А появилась не добрая и не прекрасная. И я вот хожу по двору с винтовкой, охраняю дом от кого? Страшно подумать: почти что от самого себя.
Шляюсь по двору ночью и думаю: уехать бы сейчас в швейцарские горы, к сытым коровам, на зеленые лужайки, слушать, как пчелы летают; пусть она – дикая бабища в кровавых лохмотьях, родина моя – гуляет одна по голым степям, по курганам, воет диким воем от голода, от бессильной ярости.
И как вы думаете, Алексей Николаевич, после всех этих моих мыслей могу я, все-таки, уехать в Швейцарию? Могу так, во веки веков, жить без роду, без племени, как собака, забытая на даче?
Или пойти и ей, России, родине, ненавидящей меня, самой себя сейчас ненавидящей, сказать, склонив голую, повинную шею перед ней: возьми жизнь мою и душу. Только это и осталось. Только одно...
Хлопнула дверь черного хода, послышались веселые голоса, хруст шагов по снежку. Из-за угла в лунный свет вышли двое – юноша в полушубке и гимназическом картузе и другой, совсем еще мальчик. Раскатившись на льду, он крикнул:
– Смена. Пожалуйте, господа, спать.
Так внезапно прервался наш разговор. И слава богу.
Проходя подвалами на парадный подъезд, Иван Миронович приостановился и проговорил, взяв меня за пуговицу:
– Нужно новое поколение – строителей. А мы, мечтатели, обессилены тем, что сознаем себя в грехе и мучимся невозможностью искупления. Нас – на чердак.
МЕЖДУ НЕБОМ И ЗЕМЛЕЙ [183]
(Очерки нравов литературной Москвы)
I
Ветер несильными порывами крутил пыль по раскаленной мостовой, крутил, завивал в легкие, сейчас же опадающие столбы обрывки афиш, воззваний, декретов, обязательных постановлений.

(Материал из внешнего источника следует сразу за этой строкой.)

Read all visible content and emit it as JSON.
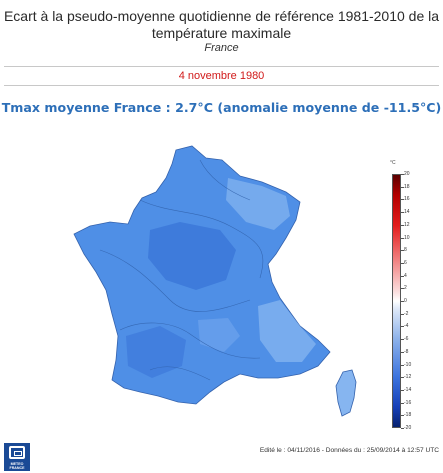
{
  "header": {
    "title_line1": "Ecart à la pseudo-moyenne quotidienne de référence 1981-2010 de la",
    "title_line2": "température maximale",
    "region": "France"
  },
  "date": "4 novembre 1980",
  "headline": "Tmax moyenne France : 2.7°C   (anomalie moyenne de -11.5°C)",
  "legend": {
    "unit": "°C",
    "ticks": [
      "20",
      "18",
      "16",
      "14",
      "12",
      "10",
      "8",
      "6",
      "4",
      "2",
      "0",
      "-2",
      "-4",
      "-6",
      "-8",
      "-10",
      "-12",
      "-14",
      "-16",
      "-18",
      "-20"
    ],
    "colors": {
      "warm_max": "#5b0000",
      "neutral": "#ffffff",
      "cold_max": "#07226f"
    }
  },
  "map": {
    "fill_color": "#4f8fe6",
    "cold_core_color": "#3a76d8",
    "milder_color": "#86b5f0"
  },
  "logo": {
    "text_line1": "METEO",
    "text_line2": "FRANCE"
  },
  "footer": "Edité le : 04/11/2016 - Données du : 25/09/2014 à 12:57 UTC"
}
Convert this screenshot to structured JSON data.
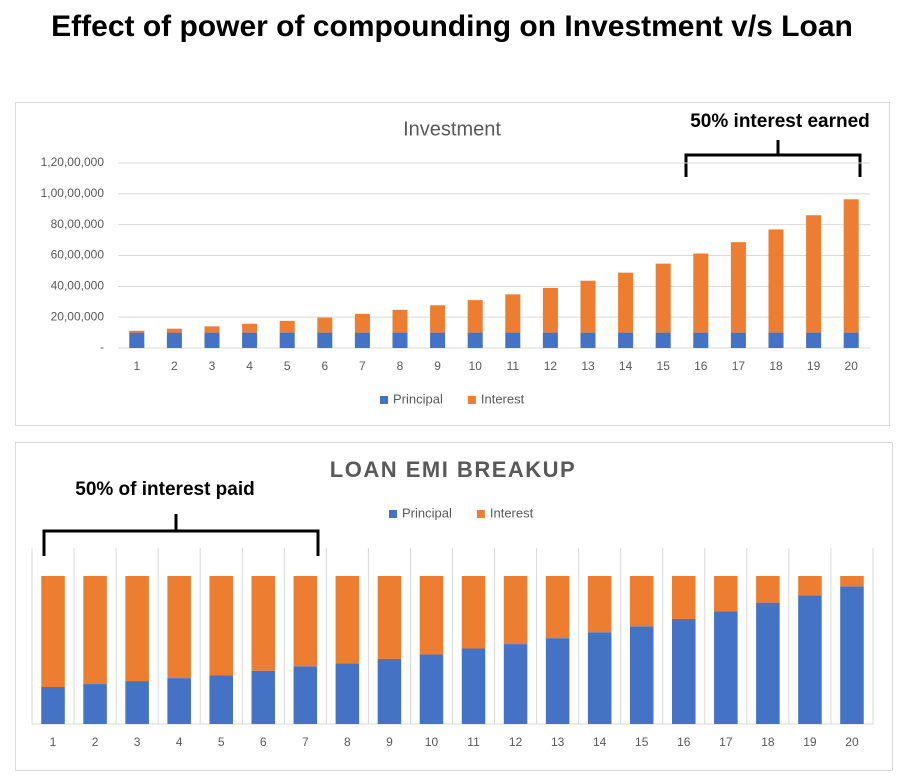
{
  "title": "Effect of power of compounding on Investment v/s Loan",
  "chart_data": [
    {
      "type": "stacked_bar",
      "title": "Investment",
      "annotation": "50% interest earned",
      "categories": [
        "1",
        "2",
        "3",
        "4",
        "5",
        "6",
        "7",
        "8",
        "9",
        "10",
        "11",
        "12",
        "13",
        "14",
        "15",
        "16",
        "17",
        "18",
        "19",
        "20"
      ],
      "series": [
        {
          "name": "Principal",
          "color": "#4472c4",
          "values": [
            1000000,
            1000000,
            1000000,
            1000000,
            1000000,
            1000000,
            1000000,
            1000000,
            1000000,
            1000000,
            1000000,
            1000000,
            1000000,
            1000000,
            1000000,
            1000000,
            1000000,
            1000000,
            1000000,
            1000000
          ]
        },
        {
          "name": "Interest",
          "color": "#ed7d31",
          "values": [
            120000,
            254000,
            405000,
            574000,
            762000,
            974000,
            1211000,
            1476000,
            1773000,
            2106000,
            2479000,
            2896000,
            3364000,
            3887000,
            4474000,
            5130000,
            5866000,
            6690000,
            7613000,
            8646000
          ]
        }
      ],
      "ylim": [
        0,
        12000000
      ],
      "yticks": [
        {
          "value": 0,
          "label": "-"
        },
        {
          "value": 2000000,
          "label": "20,00,000"
        },
        {
          "value": 4000000,
          "label": "40,00,000"
        },
        {
          "value": 6000000,
          "label": "60,00,000"
        },
        {
          "value": 8000000,
          "label": "80,00,000"
        },
        {
          "value": 10000000,
          "label": "1,00,00,000"
        },
        {
          "value": 12000000,
          "label": "1,20,00,000"
        }
      ],
      "grid": true
    },
    {
      "type": "stacked_bar",
      "title": "LOAN EMI BREAKUP",
      "annotation": "50% of interest paid",
      "categories": [
        "1",
        "2",
        "3",
        "4",
        "5",
        "6",
        "7",
        "8",
        "9",
        "10",
        "11",
        "12",
        "13",
        "14",
        "15",
        "16",
        "17",
        "18",
        "19",
        "20"
      ],
      "series": [
        {
          "name": "Principal",
          "color": "#4472c4",
          "values": [
            25,
            27,
            29,
            31,
            33,
            36,
            39,
            41,
            44,
            47,
            51,
            54,
            58,
            62,
            66,
            71,
            76,
            82,
            87,
            93
          ]
        },
        {
          "name": "Interest",
          "color": "#ed7d31",
          "values": [
            75,
            73,
            71,
            69,
            67,
            64,
            61,
            59,
            56,
            53,
            49,
            46,
            42,
            38,
            34,
            29,
            24,
            18,
            13,
            7
          ]
        }
      ],
      "ylim": [
        0,
        100
      ],
      "grid": true
    }
  ]
}
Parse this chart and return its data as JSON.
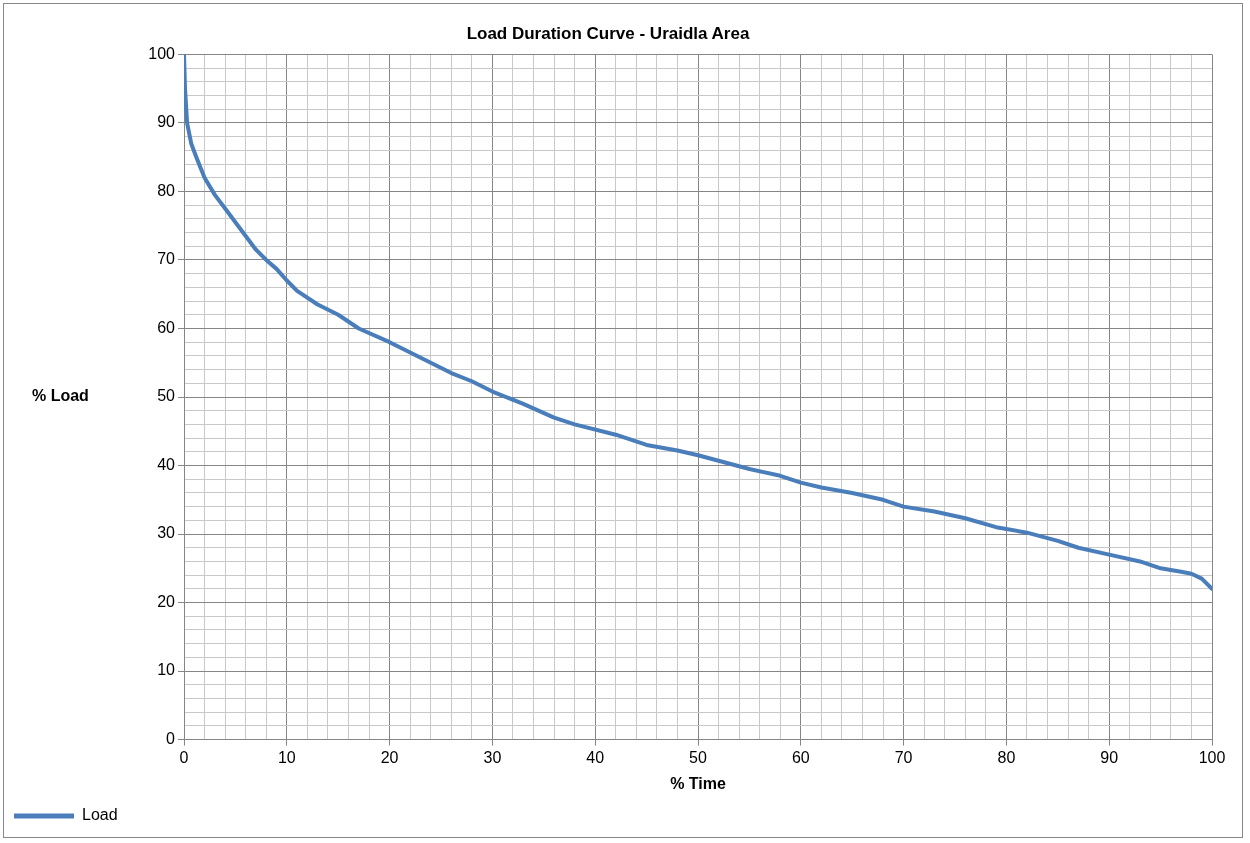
{
  "chart_data": {
    "type": "line",
    "title": "Load Duration Curve - Uraidla Area",
    "xlabel": "% Time",
    "ylabel": "% Load",
    "xlim": [
      0,
      100
    ],
    "ylim": [
      0,
      100
    ],
    "xticks": [
      0,
      {
        "value": 2,
        "label": null
      },
      {
        "value": 4,
        "label": null
      },
      {
        "value": 6,
        "label": null
      },
      {
        "value": 8,
        "label": null
      },
      10,
      {
        "value": 12,
        "label": null
      },
      {
        "value": 14,
        "label": null
      },
      {
        "value": 16,
        "label": null
      },
      {
        "value": 18,
        "label": null
      },
      20,
      {
        "value": 22,
        "label": null
      },
      {
        "value": 24,
        "label": null
      },
      {
        "value": 26,
        "label": null
      },
      {
        "value": 28,
        "label": null
      },
      30,
      {
        "value": 32,
        "label": null
      },
      {
        "value": 34,
        "label": null
      },
      {
        "value": 36,
        "label": null
      },
      {
        "value": 38,
        "label": null
      },
      40,
      {
        "value": 42,
        "label": null
      },
      {
        "value": 44,
        "label": null
      },
      {
        "value": 46,
        "label": null
      },
      {
        "value": 48,
        "label": null
      },
      50,
      {
        "value": 52,
        "label": null
      },
      {
        "value": 54,
        "label": null
      },
      {
        "value": 56,
        "label": null
      },
      {
        "value": 58,
        "label": null
      },
      60,
      {
        "value": 62,
        "label": null
      },
      {
        "value": 64,
        "label": null
      },
      {
        "value": 66,
        "label": null
      },
      {
        "value": 68,
        "label": null
      },
      70,
      {
        "value": 72,
        "label": null
      },
      {
        "value": 74,
        "label": null
      },
      {
        "value": 76,
        "label": null
      },
      {
        "value": 78,
        "label": null
      },
      80,
      {
        "value": 82,
        "label": null
      },
      {
        "value": 84,
        "label": null
      },
      {
        "value": 86,
        "label": null
      },
      {
        "value": 88,
        "label": null
      },
      90,
      {
        "value": 92,
        "label": null
      },
      {
        "value": 94,
        "label": null
      },
      {
        "value": 96,
        "label": null
      },
      {
        "value": 98,
        "label": null
      },
      100
    ],
    "yticks": [
      0,
      {
        "value": 2,
        "label": null
      },
      {
        "value": 4,
        "label": null
      },
      {
        "value": 6,
        "label": null
      },
      {
        "value": 8,
        "label": null
      },
      10,
      {
        "value": 12,
        "label": null
      },
      {
        "value": 14,
        "label": null
      },
      {
        "value": 16,
        "label": null
      },
      {
        "value": 18,
        "label": null
      },
      20,
      {
        "value": 22,
        "label": null
      },
      {
        "value": 24,
        "label": null
      },
      {
        "value": 26,
        "label": null
      },
      {
        "value": 28,
        "label": null
      },
      30,
      {
        "value": 32,
        "label": null
      },
      {
        "value": 34,
        "label": null
      },
      {
        "value": 36,
        "label": null
      },
      {
        "value": 38,
        "label": null
      },
      40,
      {
        "value": 42,
        "label": null
      },
      {
        "value": 44,
        "label": null
      },
      {
        "value": 46,
        "label": null
      },
      {
        "value": 48,
        "label": null
      },
      50,
      {
        "value": 52,
        "label": null
      },
      {
        "value": 54,
        "label": null
      },
      {
        "value": 56,
        "label": null
      },
      {
        "value": 58,
        "label": null
      },
      60,
      {
        "value": 62,
        "label": null
      },
      {
        "value": 64,
        "label": null
      },
      {
        "value": 66,
        "label": null
      },
      {
        "value": 68,
        "label": null
      },
      70,
      {
        "value": 72,
        "label": null
      },
      {
        "value": 74,
        "label": null
      },
      {
        "value": 76,
        "label": null
      },
      {
        "value": 78,
        "label": null
      },
      80,
      {
        "value": 82,
        "label": null
      },
      {
        "value": 84,
        "label": null
      },
      {
        "value": 86,
        "label": null
      },
      {
        "value": 88,
        "label": null
      },
      90,
      {
        "value": 92,
        "label": null
      },
      {
        "value": 94,
        "label": null
      },
      {
        "value": 96,
        "label": null
      },
      {
        "value": 98,
        "label": null
      },
      100
    ],
    "grid": true,
    "legend": "bottom left",
    "marker": "none",
    "line_style": "solid",
    "series": [
      {
        "name": "Load",
        "color": "#4a7ebb",
        "x": [
          0,
          0.1,
          0.3,
          0.7,
          1.2,
          2,
          3,
          4,
          5,
          6,
          7,
          8,
          9,
          10,
          11,
          13,
          15,
          17,
          20,
          22,
          24,
          26,
          28,
          30,
          33,
          36,
          38,
          42,
          45,
          48,
          50,
          55,
          58,
          60,
          62,
          65,
          68,
          70,
          73,
          76,
          79,
          82,
          85,
          87,
          90,
          93,
          95,
          97,
          98,
          99,
          100
        ],
        "values": [
          100,
          95,
          90,
          87,
          85,
          82,
          79.5,
          77.5,
          75.5,
          73.5,
          71.5,
          70,
          68.7,
          67,
          65.5,
          63.5,
          62,
          60,
          58,
          56.5,
          55,
          53.5,
          52.3,
          50.8,
          49,
          47,
          46,
          44.5,
          43,
          42.2,
          41.5,
          39.5,
          38.5,
          37.5,
          36.8,
          36,
          35,
          34,
          33.3,
          32.3,
          31,
          30.2,
          29,
          28,
          27,
          26,
          25,
          24.5,
          24.2,
          23.5,
          22
        ]
      }
    ]
  }
}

Углы и выступы домов, окна, вывески, монастырская стена, дощатый забор на брошенном строиться здании – повсюду, – вся Москва была заклеена пестрыми листами бумаги. Черные, красные, лиловые буквы то кричали о ярости, грозили уничтожить, стереть с лица земли, то вопили о необыкновенных поэтах и поэтессах, по ночам выступающих в кафе; были надписи совсем уж непонятные: «Каратака и Каратакэ», что впоследствии оказалось пьеской в стиле Рабле, поставленной в театрике на 25 человек зрителей [184]; говорят, комиссар народного просвещения был в восторге от представления [185].
Не было хлеба, мяса, сахару, на улицах попадались шатающиеся от истощения люди с задумчивыми, до жуткости красивыми глазами; на вокзалах по ночам расстреливали привозивших тайком муку, и огромный, раскаленный полуденным солнцем город, полный народу, питался только этими пестрыми листами бумаги, расклеенными по всем домам. Недаром во главе управления страной стояли бывшие журналисты [186].
С кряканьем, завыванием проносились автомобили, в облаках гари и пыли мелькали свирепые, решительные лица. Свирепые и решительные молодые люди, с винтовками дулом вниз, перекинутыми через плечо, при шпорах и шашках, с обнаженными крепкими шеями, в измятых, маленьких картузах, стояли на перекрестках улиц, прохаживались по бульварам среди множества одетых в белое молоденьких женщин.